The portfolio evaluation tool available on LearningCounts.org helps determine the amount of previous learning one can put toward earning a degree. More than 1,500 colleges and universities across the country offer credit for prior learning, with the list growing every year.

“The earlier you start the process of tapping into resources of prior learning, the better,” said Wolfe, whose prior experience allowed him to save time and money. With the help of CAEL, Wolfe claimed a total of 24 of the allowed 30 credits, saving him an entire year.

Wolfe, 34, expects to graduate from Indiana Institute of Technology this year with a bachelor’s degree in industrial manufacturing engineering.

Although the Department of Veterans Affairs has spent $30 billion on education benefits since 2009, the investment does not always pay off, said Amy Sherman, associate vice president for policy and strategic alliances at CAEL. Many veterans don’t know how to approach higher education and wind up changing majors or schools. That can prevent them from completing their degree work in the required 36 months that the Post-9/11 GI Bill allots for aid, she said.

“If they make poor or uninformed decisions—the clock is ticking to use these benefits. Thus they need clear advice upfront because the public is investing in these benefits,” Sherman said.

In a 2010 study conducted by CAEL, students with credits for prior learning had higher graduation rates and spent less time working toward a degree than other adult students.

Earning credit from prior learning experience is essential for those members of the military who — unlike the traditional college student — are in different stages of their lives, said Michael Dakduk, executive director of Student Veterans of America. Nearly half of student veterans have a family, about half hold part-time jobs while attending school, and 85 percent are 24 or older, according to Student Veterans of America data.

“Their focus is not on a traditional college experience but on their careers,” Dakduk said. “Their ultimate goal is to be employed, as quickly as possible.”

On average prior learning assessment students save between three and 10 months in earning their bachelor’s degree.

Dakduk, who received 15 credits at University of Nevada Las Vegas toward his bachelor’s degree in public policy and communications, was able to skip an entire semester.

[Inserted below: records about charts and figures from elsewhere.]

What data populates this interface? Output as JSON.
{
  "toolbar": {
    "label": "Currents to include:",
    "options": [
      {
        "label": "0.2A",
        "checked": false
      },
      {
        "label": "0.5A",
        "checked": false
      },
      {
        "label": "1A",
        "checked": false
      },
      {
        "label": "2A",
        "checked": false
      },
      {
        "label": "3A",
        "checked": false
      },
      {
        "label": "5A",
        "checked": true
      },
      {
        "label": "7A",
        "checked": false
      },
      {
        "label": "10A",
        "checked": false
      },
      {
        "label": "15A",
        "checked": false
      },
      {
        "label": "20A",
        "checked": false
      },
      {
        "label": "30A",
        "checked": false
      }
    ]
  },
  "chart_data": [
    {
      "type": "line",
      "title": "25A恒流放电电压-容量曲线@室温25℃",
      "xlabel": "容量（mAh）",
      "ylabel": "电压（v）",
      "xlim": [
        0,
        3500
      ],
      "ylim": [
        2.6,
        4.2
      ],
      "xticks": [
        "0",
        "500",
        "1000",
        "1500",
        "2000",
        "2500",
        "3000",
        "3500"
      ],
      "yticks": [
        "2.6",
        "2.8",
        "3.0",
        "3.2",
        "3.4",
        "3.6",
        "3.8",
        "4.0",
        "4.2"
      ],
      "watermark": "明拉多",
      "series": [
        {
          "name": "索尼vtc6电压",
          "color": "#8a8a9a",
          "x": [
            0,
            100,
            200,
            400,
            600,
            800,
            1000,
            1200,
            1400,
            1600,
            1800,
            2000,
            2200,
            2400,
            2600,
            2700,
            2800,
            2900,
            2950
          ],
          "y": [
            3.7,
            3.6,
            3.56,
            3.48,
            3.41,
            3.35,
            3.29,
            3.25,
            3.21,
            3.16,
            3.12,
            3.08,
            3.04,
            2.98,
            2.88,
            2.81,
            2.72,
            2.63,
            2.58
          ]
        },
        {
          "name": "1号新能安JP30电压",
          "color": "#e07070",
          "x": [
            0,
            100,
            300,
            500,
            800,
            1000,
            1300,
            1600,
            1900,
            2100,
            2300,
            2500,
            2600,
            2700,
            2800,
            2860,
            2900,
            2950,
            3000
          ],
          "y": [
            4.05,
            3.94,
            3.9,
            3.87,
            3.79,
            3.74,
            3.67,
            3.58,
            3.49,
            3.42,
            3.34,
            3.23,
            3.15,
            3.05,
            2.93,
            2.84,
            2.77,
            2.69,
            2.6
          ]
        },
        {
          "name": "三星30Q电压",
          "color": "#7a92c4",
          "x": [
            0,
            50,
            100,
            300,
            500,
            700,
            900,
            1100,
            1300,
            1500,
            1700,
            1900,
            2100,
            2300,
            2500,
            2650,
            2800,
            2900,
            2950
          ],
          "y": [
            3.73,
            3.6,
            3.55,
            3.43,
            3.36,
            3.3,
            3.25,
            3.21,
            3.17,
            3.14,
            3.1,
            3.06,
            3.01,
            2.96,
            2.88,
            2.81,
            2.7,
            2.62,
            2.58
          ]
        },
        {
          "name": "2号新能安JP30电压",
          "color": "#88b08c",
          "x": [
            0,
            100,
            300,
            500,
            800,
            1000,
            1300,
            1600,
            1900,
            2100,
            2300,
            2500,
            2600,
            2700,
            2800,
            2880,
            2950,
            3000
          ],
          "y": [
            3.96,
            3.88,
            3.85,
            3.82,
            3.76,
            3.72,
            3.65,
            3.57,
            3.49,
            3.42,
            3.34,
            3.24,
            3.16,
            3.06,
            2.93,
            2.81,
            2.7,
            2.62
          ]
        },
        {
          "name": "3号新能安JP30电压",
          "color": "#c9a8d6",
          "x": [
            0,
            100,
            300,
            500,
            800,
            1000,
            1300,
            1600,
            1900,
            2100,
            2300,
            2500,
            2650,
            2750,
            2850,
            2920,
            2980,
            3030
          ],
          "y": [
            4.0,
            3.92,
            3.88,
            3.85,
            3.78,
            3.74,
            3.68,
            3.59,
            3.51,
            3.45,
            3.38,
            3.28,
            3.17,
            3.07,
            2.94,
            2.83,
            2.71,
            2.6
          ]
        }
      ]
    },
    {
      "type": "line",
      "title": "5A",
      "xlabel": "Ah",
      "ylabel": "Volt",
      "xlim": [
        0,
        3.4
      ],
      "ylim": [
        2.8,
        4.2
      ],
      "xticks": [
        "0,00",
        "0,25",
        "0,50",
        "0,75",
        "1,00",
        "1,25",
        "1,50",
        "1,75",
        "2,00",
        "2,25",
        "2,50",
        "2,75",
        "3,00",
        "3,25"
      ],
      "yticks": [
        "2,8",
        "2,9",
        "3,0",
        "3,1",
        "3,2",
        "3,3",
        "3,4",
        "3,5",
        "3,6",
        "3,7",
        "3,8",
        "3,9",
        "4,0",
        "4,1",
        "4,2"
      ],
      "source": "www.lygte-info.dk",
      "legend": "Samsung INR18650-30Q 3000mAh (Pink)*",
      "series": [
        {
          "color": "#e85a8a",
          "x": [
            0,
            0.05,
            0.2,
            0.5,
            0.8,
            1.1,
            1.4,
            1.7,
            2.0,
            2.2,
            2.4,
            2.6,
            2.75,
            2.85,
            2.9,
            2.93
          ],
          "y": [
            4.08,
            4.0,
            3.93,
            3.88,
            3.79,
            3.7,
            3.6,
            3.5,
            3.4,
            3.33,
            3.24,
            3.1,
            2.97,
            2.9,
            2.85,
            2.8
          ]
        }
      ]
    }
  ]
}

He received credit for electives, including as a course on culture, something he said his deployment to Iraq taught him.

“What would you learn from a PowerPoint, compared to being overseas in the dirt of that country—now that is cultural experience,” he said, explaining the education deployment provides for these soldiers.

But the decision falls on the shoulders of colleges and universities to offer student veterans the credits that will expedite their schooling, he said.

In a roundtable discussion among the Defense Department, the Veterans Affairs Department and the veteran community at the White House in April, Michelle Obama expressed a concern that military service was not paying off in the civilian world.

Too often, the first lady said, veterans “discover that the credits that they’ve earned in military courses don’t actually transfer when they enroll in college, so they’re turned away from jobs that they’re more than qualified to do.”

These veterans have a lot to bring to the table both in the classroom and in the job force, CAEL’s Sherman said.

“We need to prepare vets for the job market and build on what they’ve already learned,” she said. “It is not just a moral obligation, but it makes sense for us financially as well.”